Will Bitcoin fall to $35,000 by year-end? 20%
  
 ·  Four out of five say bitcoin never sees a $35K handle this year, even with the mood stuck in Extreme Fear. The deep-crash bet just isn't catching on.
Will Predict.fun be worth over $300M the day after it launches? 72%
  
 ·  Predict.fun is a prediction-market platform that hasn't released its token yet. The bet is whether the whole token supply is worth more than $300 million on day one. The crowd leans yes, which tells you the appetite for shiny new launches hasn't died.
👁   What to Watch
01 The Bank of Japan decides on rates Tuesday, with a hike priced above 94%. Japan has held rates near zero for years, so traders have borrowed cheap yen and parked it in assets all over the world. A hike can force that trade to unwind fast. When it does, money gets yanked out of risk assets like crypto.
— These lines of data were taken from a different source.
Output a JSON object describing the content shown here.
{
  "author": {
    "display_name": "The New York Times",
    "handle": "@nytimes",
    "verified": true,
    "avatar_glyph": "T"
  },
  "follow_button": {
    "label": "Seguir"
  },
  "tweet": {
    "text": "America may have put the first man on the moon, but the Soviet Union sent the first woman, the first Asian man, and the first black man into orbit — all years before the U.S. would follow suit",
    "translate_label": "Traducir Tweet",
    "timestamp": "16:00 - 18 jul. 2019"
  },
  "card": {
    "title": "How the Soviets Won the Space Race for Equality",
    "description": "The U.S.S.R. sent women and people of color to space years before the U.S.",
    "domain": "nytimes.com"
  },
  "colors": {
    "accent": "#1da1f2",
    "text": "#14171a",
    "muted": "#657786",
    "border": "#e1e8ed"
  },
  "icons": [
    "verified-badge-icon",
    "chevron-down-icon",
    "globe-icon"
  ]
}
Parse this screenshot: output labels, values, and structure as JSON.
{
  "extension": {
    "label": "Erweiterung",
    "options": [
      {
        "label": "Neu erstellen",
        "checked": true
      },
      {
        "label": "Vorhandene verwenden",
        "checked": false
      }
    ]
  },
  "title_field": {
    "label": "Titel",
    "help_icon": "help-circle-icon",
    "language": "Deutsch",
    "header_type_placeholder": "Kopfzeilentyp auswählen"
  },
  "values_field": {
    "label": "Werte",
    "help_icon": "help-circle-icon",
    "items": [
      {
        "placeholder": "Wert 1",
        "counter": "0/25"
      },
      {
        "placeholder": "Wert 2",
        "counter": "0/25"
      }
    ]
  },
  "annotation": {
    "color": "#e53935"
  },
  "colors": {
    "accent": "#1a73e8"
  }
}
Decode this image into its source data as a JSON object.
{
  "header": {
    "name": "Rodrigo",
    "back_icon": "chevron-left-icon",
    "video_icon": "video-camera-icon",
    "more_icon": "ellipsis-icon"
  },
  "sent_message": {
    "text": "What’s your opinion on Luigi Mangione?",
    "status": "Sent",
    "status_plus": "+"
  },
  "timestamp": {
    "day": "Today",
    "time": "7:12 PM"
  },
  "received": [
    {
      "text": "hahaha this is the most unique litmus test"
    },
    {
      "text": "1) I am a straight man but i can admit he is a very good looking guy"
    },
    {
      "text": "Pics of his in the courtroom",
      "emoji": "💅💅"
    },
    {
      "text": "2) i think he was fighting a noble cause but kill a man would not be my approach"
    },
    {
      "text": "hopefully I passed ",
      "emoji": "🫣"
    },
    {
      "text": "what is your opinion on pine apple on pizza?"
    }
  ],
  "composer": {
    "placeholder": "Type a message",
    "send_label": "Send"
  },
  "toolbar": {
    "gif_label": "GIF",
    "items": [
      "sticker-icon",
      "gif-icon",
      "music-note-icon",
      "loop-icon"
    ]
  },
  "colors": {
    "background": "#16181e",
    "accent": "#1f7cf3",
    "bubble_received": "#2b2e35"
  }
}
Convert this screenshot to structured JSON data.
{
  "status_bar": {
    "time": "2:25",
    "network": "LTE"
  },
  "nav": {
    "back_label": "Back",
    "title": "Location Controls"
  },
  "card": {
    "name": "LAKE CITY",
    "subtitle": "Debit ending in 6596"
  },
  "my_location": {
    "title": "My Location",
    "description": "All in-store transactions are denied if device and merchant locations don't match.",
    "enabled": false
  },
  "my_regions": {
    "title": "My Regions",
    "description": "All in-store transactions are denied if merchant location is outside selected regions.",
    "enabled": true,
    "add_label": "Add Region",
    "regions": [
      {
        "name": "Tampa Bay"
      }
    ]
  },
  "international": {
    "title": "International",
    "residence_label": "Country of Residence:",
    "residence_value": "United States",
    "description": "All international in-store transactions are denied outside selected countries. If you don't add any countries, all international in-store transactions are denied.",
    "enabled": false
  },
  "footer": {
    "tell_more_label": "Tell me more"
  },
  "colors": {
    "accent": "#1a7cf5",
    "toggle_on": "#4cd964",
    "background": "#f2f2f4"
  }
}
02 A new bitcoin ETF called BITA is set to launch around Thursday, billed as the follow-up to BlackRock's IBIT. ETF flows are the cleanest read on big-money demand right now. Whether a fresh fund pulls money in or lands with a thud tells you how much appetite is really left.
03 SpaceX is joining the major stock indexes, forcing an estimated $95 billion of mechanical selling. When a giant gets added to an index, every index fund has to buy it and sell other things to make room. JPMorgan puts the forced selling near $95 billion. Watch whether any of it comes out of the same pool that buys crypto.
📟   The Tape
Bitcoin is trading around $66,402. It has clawed back from its June 5 low near $59,000 — the line the bottom-callers keep pointing at.
Strategy now holds more than 845,000 bitcoin and is still buying about 28,000 a month while ETF holders sell. It's the market's one steady bid right now.
The European Central Bank committed to settling payments in tokenized central-bank money through two new projects. That's a government-level endorsement of putting real cash on a blockchain.
Bitwise's Matt Hougan says bitcoin's drop from $76,000 to $59,000 was made worse by Michael Saylor's "infinity" messaging, which stoked fear of forced selling across his 831,000-coin pile.
Fear & Greed: 18 — Extreme Fear. Still parked in the sub-20 zone that has historically marked market bottoms. The mood hasn't broken.
Two central banks, two days, one new Fed chair nobody can read. Crypto spends this week as a passenger.
— TC

This is The Crossover. We tell you what the Fed might do. What you do about it is between you and your wallet — we left ours at home.